La La La La Lahhhhh.
That’s me with my hands over my ears trying desperately not to hear it’s school holidays again.
Don’t get me wrong. I have great kids, but I am not a great mother when I have all three of them without respite.
I despise feeling as if I must have them programmed and scheduled into mind-bending vacation experiences for the entire break. However, entertaining for a spectrum of ages spanning one to ten years is like trying to feed an Englishman, a Chinaman and a Frenchman in a Lebanese restaurant. Someone is always unhappy.

In the normal scheme of a school term, I will rant and rave from 7.45 to 8.55am at which point number one son is safely at school and number two son is ready to be launched through the kindergarten door.
In holiday world, ranting and raving may continue on until 8pm in the evening.
In normal world, three loads of washing are done and house tidied by noon when baby sleeps.
In holiday world, the revolving door of play-dates and activities means one load of washing might get under way but will remain in the machine for three days. Consequently it smells like damp dog and needs washing again.

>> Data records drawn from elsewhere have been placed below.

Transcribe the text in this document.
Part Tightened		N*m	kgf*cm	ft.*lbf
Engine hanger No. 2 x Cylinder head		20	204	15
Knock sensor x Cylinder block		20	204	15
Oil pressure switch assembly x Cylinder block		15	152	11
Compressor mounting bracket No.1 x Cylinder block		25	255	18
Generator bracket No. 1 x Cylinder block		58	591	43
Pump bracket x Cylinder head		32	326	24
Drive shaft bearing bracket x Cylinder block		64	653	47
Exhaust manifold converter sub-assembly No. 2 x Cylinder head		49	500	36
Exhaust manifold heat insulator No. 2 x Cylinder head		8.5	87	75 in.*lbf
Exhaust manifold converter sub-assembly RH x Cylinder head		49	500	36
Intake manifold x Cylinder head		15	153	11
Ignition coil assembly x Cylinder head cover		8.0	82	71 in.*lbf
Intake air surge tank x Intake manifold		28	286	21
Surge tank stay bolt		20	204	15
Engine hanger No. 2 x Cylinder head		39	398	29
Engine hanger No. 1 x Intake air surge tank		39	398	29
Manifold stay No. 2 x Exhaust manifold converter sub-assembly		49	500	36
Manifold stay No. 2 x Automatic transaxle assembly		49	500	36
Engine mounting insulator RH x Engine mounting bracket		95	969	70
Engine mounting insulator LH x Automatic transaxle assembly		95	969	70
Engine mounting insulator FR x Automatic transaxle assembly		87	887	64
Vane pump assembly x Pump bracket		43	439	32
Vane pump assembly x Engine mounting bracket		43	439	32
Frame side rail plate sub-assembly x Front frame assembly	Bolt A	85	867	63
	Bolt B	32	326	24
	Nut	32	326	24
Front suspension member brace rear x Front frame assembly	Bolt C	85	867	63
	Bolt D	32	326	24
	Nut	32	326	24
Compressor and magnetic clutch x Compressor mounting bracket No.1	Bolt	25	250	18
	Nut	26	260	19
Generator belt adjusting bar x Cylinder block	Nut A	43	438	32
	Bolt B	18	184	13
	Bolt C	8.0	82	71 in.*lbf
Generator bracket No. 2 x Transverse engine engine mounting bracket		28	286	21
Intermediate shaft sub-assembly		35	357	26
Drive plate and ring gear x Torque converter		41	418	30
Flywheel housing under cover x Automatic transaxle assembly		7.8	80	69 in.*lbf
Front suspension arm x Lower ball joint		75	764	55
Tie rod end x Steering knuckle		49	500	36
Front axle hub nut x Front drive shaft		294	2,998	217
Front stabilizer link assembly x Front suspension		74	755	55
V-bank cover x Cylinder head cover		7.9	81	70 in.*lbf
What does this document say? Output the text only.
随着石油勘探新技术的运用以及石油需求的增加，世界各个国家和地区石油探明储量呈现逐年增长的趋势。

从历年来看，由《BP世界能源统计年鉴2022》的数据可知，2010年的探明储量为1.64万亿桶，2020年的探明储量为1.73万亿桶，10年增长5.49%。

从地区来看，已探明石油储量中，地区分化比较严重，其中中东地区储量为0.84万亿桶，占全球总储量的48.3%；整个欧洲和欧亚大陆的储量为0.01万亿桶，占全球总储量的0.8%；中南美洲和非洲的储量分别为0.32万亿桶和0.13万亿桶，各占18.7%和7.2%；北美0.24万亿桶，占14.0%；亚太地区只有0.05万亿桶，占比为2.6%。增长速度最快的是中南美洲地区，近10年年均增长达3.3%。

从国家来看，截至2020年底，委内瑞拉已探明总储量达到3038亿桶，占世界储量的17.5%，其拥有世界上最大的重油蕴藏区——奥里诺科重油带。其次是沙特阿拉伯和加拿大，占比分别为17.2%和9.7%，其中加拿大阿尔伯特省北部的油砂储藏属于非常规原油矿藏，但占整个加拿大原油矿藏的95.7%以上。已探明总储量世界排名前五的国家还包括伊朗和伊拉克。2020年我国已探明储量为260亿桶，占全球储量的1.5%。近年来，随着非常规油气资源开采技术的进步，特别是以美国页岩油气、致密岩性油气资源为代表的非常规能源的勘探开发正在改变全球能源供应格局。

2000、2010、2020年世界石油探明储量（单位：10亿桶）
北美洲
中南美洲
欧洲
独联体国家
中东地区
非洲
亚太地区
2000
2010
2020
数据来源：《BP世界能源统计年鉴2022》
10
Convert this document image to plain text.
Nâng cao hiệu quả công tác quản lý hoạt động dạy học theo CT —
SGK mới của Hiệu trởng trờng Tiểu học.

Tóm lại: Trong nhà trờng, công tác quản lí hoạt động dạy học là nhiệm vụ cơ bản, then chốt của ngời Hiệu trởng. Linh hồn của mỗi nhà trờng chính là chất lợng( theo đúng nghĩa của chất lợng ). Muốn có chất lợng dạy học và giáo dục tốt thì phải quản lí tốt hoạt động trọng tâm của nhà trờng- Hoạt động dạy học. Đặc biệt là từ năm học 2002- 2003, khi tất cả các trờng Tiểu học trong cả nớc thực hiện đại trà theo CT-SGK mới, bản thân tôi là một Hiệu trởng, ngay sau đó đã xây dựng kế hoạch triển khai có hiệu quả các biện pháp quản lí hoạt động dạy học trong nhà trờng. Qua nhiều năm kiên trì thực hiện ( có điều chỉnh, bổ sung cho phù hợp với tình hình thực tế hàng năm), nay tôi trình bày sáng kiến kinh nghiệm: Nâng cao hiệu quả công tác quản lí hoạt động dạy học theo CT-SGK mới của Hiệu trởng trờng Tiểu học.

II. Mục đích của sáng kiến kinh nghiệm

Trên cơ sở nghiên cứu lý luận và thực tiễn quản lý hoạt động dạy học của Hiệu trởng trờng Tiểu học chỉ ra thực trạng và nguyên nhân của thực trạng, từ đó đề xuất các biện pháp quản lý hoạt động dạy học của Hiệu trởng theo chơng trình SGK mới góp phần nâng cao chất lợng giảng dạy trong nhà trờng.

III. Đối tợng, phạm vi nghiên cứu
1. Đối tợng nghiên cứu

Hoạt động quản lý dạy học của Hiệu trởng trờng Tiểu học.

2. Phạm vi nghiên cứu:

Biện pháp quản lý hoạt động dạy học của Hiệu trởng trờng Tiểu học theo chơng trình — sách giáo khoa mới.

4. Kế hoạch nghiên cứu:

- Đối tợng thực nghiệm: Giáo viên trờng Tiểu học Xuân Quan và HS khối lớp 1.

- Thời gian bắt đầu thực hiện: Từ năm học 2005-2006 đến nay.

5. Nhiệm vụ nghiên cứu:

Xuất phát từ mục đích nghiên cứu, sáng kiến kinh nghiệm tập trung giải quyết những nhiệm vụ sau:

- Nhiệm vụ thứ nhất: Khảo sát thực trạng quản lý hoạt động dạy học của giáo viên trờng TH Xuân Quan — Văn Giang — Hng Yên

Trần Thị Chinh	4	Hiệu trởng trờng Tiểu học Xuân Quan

The house remains in a state of permanently crummy disarray and the baby catnaps in the stroller or car seat between ferrying her brothers round the neighbourhood. In normal world, there are routine eating breaks. In holiday world, the kitchen is apparently always open and food carted from room to room. Popcorn husks jam computer keyboards, Chinese crackers stain carpets (after getting wet with baby’s dribble) and pretzel salt ends up feeling like a sandy annoyance in the bed sheets.
Dare I say it, I think school holidays affect us all. Especially the elderly.

Holidays tend to beat the sense of entitlement that a good proportion of the rinse-set possess, out of their bitter wrinkly faces. On school breaks they meet their match, in the pimply over-indulged youths who wear their sense of entitlement like the latest fashion. No longer is the shopping centre a place for the posting of letters or drinking of tea. It’s now over-run with skateboard-crazed, mini skirt-wearing teens, who don’t move over when the built up shoes of a senior cit pitter patter toward them. I for one, take some pleasure in this battle. It’s usually me their pursed-lip sneer is focused on, when my children are loud or I’ve left my shopping trolley parked in the middle of the aisle to avoid the baby swiping the shelves . Holidays distract from persecuting the child-rearers.

There is a certain sense of guilt that accompanies my attitude to school holidays so I pull myself together and try harder…… Then I hurriedly try to put them into the local vacation care but by then it’s all booked out. My tardy planning is just like superannuation. A false saving that means my kids and I have to learn to be together. Probably for the best.